Il colpo più duro arriva da un capitolo che riguarda tutti: la spesa quotidiana. Secondo l’Istat, tra il 2019 e il luglio 2025 i prezzi di cibo e bevande non alcoliche sono aumentati del 30,1%. Non un optional da ridurre, ma beni essenziali che hanno trasformato il carrello della spesa in un incubo. È la beffa oltre il danno: perché l’inflazione colpisce sempre più chi ha meno margini di spesa.

Eppure, i salari non sono rimasti del tutto fermi. Dopo anni di stagnazione, dal 2022 al 2024 le retribuzioni sono cresciute di circa il 3% l’anno. Troppo poco per compensare la fiammata inflattiva, ma abbastanza da restituire la sensazione di un mercato del lavoro in movimento. Lo conferma anche la Cisl: nel primo semestre 2025 i contratti hanno portato a un +3,5% rispetto all’anno precedente, ma il gap con il 2019 resta di 9 punti percentuali.

Se si guardano i valori assoluti, Milano resta la regina delle buste paga con una Rga (retribuzione globale annua) di 38.544 euro. Vuol dire che, fatto 100 lo stipendio medio italiano, sotto la Madonnina si guadagna 119. Seguono Bolzano, Trieste, Roma e Genova. Più indietro, ma sempre sopra la media, le province emiliane e lombarde: Bologna, Parma, Modena, Reggio Emilia, Monza, Bergamo, Brescia e Como.

In coda alla classifica restano invece le province meridionali: Ragusa, Crotone e Cosenza, tutte sotto i 27mila euro annui. Ma negli ultimi anni il Sud ha corso di più. Dal 2015 al 2024 i salari sono aumentati del 12,8%, contro il 9% del Nord. Un processo lento, ma che ha ridotto il divario dal 18,6% al 14,7%. Un piccolo passo avanti in una geografia che resta profondamente segnata dalle disuguaglianze.

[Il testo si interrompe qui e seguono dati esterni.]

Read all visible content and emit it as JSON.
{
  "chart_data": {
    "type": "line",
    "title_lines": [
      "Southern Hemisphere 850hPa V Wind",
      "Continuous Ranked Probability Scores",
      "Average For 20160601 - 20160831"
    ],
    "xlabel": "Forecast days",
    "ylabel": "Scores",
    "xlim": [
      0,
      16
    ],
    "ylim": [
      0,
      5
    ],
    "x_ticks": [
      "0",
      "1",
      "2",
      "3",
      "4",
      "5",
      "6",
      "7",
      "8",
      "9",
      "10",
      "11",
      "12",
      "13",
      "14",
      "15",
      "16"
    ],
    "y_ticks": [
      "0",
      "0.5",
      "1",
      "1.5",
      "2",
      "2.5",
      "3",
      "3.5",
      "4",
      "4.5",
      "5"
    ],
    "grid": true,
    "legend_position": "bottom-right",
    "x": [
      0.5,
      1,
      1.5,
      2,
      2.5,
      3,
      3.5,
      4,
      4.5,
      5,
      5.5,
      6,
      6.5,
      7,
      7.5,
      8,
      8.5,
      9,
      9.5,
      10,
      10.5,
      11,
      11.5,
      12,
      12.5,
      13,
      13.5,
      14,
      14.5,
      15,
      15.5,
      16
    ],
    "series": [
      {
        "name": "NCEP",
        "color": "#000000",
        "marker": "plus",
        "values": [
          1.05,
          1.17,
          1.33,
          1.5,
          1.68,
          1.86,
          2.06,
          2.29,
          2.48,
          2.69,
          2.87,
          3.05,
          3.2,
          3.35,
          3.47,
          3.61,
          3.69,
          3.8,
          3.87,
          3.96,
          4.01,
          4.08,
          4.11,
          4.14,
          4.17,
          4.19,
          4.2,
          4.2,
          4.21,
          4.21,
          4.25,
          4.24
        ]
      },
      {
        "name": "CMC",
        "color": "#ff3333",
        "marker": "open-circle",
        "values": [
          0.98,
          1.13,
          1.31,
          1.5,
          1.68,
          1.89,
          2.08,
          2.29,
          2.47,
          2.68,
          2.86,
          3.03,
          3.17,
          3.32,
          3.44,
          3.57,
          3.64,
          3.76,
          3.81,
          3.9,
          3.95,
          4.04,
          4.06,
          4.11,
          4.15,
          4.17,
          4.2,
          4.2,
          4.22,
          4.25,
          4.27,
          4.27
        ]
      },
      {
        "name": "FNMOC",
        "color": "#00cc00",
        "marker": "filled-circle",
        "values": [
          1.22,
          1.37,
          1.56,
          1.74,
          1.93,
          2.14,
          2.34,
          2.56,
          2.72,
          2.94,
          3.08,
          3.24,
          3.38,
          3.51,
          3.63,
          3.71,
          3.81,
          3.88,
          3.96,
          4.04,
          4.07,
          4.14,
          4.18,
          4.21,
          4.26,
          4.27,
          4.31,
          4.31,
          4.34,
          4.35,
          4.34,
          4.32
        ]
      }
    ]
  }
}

Dietro i numeri ci sono vite quotidiane. A Verona, un operaio metalmeccanico racconta che la sua busta paga è cresciuta di un centinaio di euro in dieci anni, ma l’affitto è raddoppiato e al supermercato spende il doppio per la stessa lista della spesa. A Napoli, una commessa guadagna 1.100 euro al mese: «Alla fine mi salva la famiglia, dividiamo tutto. Senza sarebbe impossibile».

Il report JobPricing non si limita a misurare la distanza tra stipendi e prezzi: certifica la trasformazione sociale che attraversa il Paese. Il Nord produttivo, che per decenni ha trainato la crescita, oggi è quello che ha perso di più. Il Sud povero, invece, cresce un po’ di più e riduce le distanze, pur restando indietro. Un ribaltamento che obbliga a rivedere i luoghi comuni.

Ma l’inflazione non guarda le mappe. E se la corsa dei prezzi continuerà, il rischio è un Paese ancora più diviso tra chi riesce a reggere l’urto e chi è costretto a tagliare. Intanto, da Reggio Calabria a Milano, il messaggio è lo stesso: lavorare non basta più per proteggere il proprio futuro.